At times, the conversation arising from various programs was somewhat intense. The program REAWAKENING CAPACITY IN COMMUNITY DEVELOPMENT turned into a strategy session allowing WAPOW representatives and their allies to assess coalition-building efforts in the wake of drastic gentrification issues visiting L.A. Chinatown; while Nikkei Progressives’ crowded FAMILIES BELONG TOGETHER event provided a chilling prelude to the current plans by the White House to incarcerate migrant children at a former WWII internment center at Fort Sill, Oklahoma. As a whole, the conversations arising from the various CENTERING THE MASSES programs proved valuable in providing a much-needed platform to celebrate “community” in all its forms, and afforded a greater understanding of the history of Little Tokyo and its neighboring communities as well as the factors that threaten its continued viability as a living, working community.

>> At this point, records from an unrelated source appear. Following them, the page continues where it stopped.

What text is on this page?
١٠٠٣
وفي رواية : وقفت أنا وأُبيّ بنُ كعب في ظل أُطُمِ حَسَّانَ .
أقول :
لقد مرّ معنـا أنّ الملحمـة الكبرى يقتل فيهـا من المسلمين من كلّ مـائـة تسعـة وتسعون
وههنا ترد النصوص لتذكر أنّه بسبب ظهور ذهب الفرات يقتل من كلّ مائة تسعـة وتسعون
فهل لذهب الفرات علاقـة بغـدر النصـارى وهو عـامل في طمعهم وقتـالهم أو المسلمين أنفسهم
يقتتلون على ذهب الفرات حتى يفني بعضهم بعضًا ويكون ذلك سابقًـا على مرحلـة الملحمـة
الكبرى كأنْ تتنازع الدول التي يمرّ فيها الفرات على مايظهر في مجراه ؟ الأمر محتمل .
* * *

So, what next? The presentation of CENTERING THE MASSES represents the finale of 341FSN as an experimental artists and community space, as it is expected to be leased to an outside business by year’s end. However, the momentum generated by Visual Communications and the various grassroots organizations that activated the space has resulted in much-welcome dialogue on issues that matter most to Little Tokyo’s stakeholders and concerned visitors. We hope and expect that whenever and wherever such programs are next mounted, the momentum and inventiveness continues.
CENTERING THE MASSES was proudly supported through funds provided by the George and Sakaye Aratani Foundation, CalHumanities, the City of Los Angeles’ Department of Cultural Affairs, the Historic Cultural Neighborhood Council – Little Tokyo, and +LAB – a place-based arts initiative of the Little Tokyo Service Center. In-kind support was provided by Primo Water, whose ubiquitous “healthy hydration station” at 341FSN was a welcome sight for all.

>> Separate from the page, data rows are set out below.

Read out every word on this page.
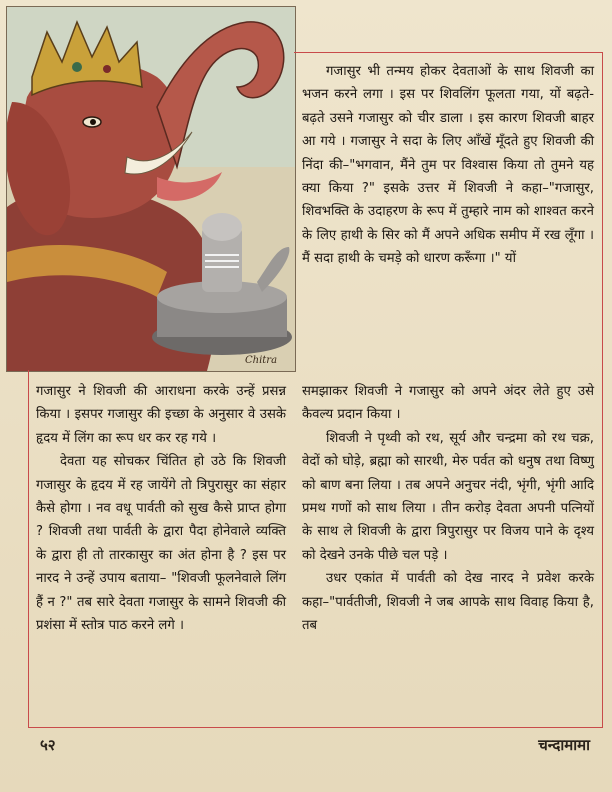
Chitra

गजासुर भी तन्मय होकर देवताओं के साथ शिवजी का भजन करने लगा । इस पर शिवलिंग फूलता गया, यों बढ़ते-बढ़ते उसने गजासुर को चीर डाला । इस कारण शिवजी बाहर आ गये । गजासुर ने सदा के लिए आँखें मूँदते हुए शिवजी की निंदा की–"भगवान, मैंने तुम पर विश्वास किया तो तुमने यह क्या किया ?" इसके उत्तर में शिवजी ने कहा–"गजासुर, शिवभक्ति के उदाहरण के रूप में तुम्हारे नाम को शाश्वत करने के लिए हाथी के सिर को मैं अपने अधिक समीप में रख लूँगा । मैं सदा हाथी के चमड़े को धारण करूँगा ।" यों

गजासुर ने शिवजी की आराधना करके उन्हें प्रसन्न किया । इसपर गजासुर की इच्छा के अनुसार वे उसके हृदय में लिंग का रूप धर कर रह गये ।

देवता यह सोचकर चिंतित हो उठे कि शिवजी गजासुर के हृदय में रह जायेंगे तो त्रिपुरासुर का संहार कैसे होगा । नव वधू पार्वती को सुख कैसे प्राप्त होगा ? शिवजी तथा पार्वती के द्वारा पैदा होनेवाले व्यक्ति के द्वारा ही तो तारकासुर का अंत होना है ? इस पर नारद ने उन्हें उपाय बताया– "शिवजी फूलनेवाले लिंग हैं न ?" तब सारे देवता गजासुर के सामने शिवजी की प्रशंसा में स्तोत्र पाठ करने लगे ।

समझाकर शिवजी ने गजासुर को अपने अंदर लेते हुए उसे कैवल्य प्रदान किया ।

शिवजी ने पृथ्वी को रथ, सूर्य और चन्द्रमा को रथ चक्र, वेदों को घोड़े, ब्रह्मा को सारथी, मेरु पर्वत को धनुष तथा विष्णु को बाण बना लिया । तब अपने अनुचर नंदी, भृंगी, भृंगी आदि प्रमथ गणों को साथ लिया । तीन करोड़ देवता अपनी पत्नियों के साथ ले शिवजी के द्वारा त्रिपुरासुर पर विजय पाने के दृश्य को देखने उनके पीछे चल पड़े ।

उधर एकांत में पार्वती को देख नारद ने प्रवेश करके कहा–"पार्वतीजी, शिवजी ने जब आपके साथ विवाह किया है, तब

५२	चन्दामामा
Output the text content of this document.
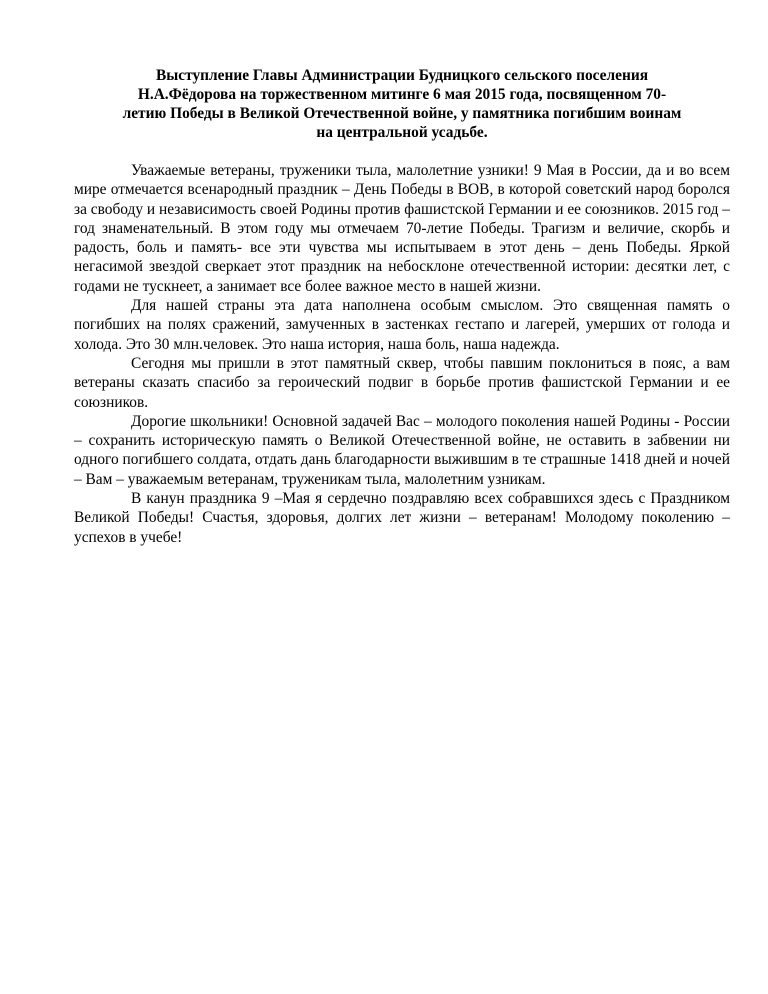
Выступление Главы Администрации Будницкого сельского поселения
Н.А.Фёдорова на торжественном митинге 6 мая 2015 года, посвященном 70-
летию Победы в Великой Отечественной войне, у памятника погибшим воинам
на центральной усадьбе.

Уважаемые ветераны, труженики тыла, малолетние узники! 9 Мая в России, да и во всем мире отмечается всенародный праздник – День Победы в ВОВ, в которой советский народ боролся за свободу и независимость своей Родины против фашистской Германии и ее союзников. 2015 год – год знаменательный. В этом году мы отмечаем 70-летие Победы. Трагизм и величие, скорбь и радость, боль и память- все эти чувства мы испытываем в этот день – день Победы. Яркой негасимой звездой сверкает этот праздник на небосклоне отечественной истории: десятки лет, с годами не тускнеет, а занимает все более важное место в нашей жизни.

Для нашей страны эта дата наполнена особым смыслом. Это священная память о погибших на полях сражений, замученных в застенках гестапо и лагерей, умерших от голода и холода. Это 30 млн.человек. Это наша история, наша боль, наша надежда.

Сегодня мы пришли в этот памятный сквер, чтобы павшим поклониться в пояс, а вам ветераны сказать спасибо за героический подвиг в борьбе против фашистской Германии и ее союзников.

Дорогие школьники! Основной задачей Вас – молодого поколения нашей Родины - России – сохранить историческую память о Великой Отечественной войне, не оставить в забвении ни одного погибшего солдата, отдать дань благодарности выжившим в те страшные 1418 дней и ночей – Вам – уважаемым ветеранам, труженикам тыла, малолетним узникам.

В канун праздника 9 –Мая я сердечно поздравляю всех собравшихся здесь с Праздником Великой Победы! Счастья, здоровья, долгих лет жизни – ветеранам! Молодому поколению – успехов в учебе!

A special “thank you” goes to our curators — Walt Louie, Naomi Hirahara, Yuri Shimoda, and Marvin Yueh, and representatives of our partner organizations including Janet Chen, Barbra Ramos, Meg Thornton, and Karen Umemoto (UCLA Asian American Studies Center), Kathy Masaoka, Tony Osumi, Jan Tokumaru, and Janice Yen (Nikkei Progressives), Wendy Chung (WAPOW), and Michelle Magalong (Asian and Pacific Islander Americans in Historic Preservation) for their inspiration and invention in bringing a far-ranging scope of ideas and program topics to 341FSN for the community at-large to engage and learn from.
Additional thanks to LTSC’s Mitsuko Brooks for her help and advice in making 341FSN “work” for VC staff to mount such an ambitious series; to Kristin Fukushima of the Little Tokyo Community Council and Sustainable Little Tokyo’s Scott Oshima for being such staunch allies; and finally to all the countless artists and audiences whose participation and presence affirmed the larger goals and purpose of CENTERING THE MASSES.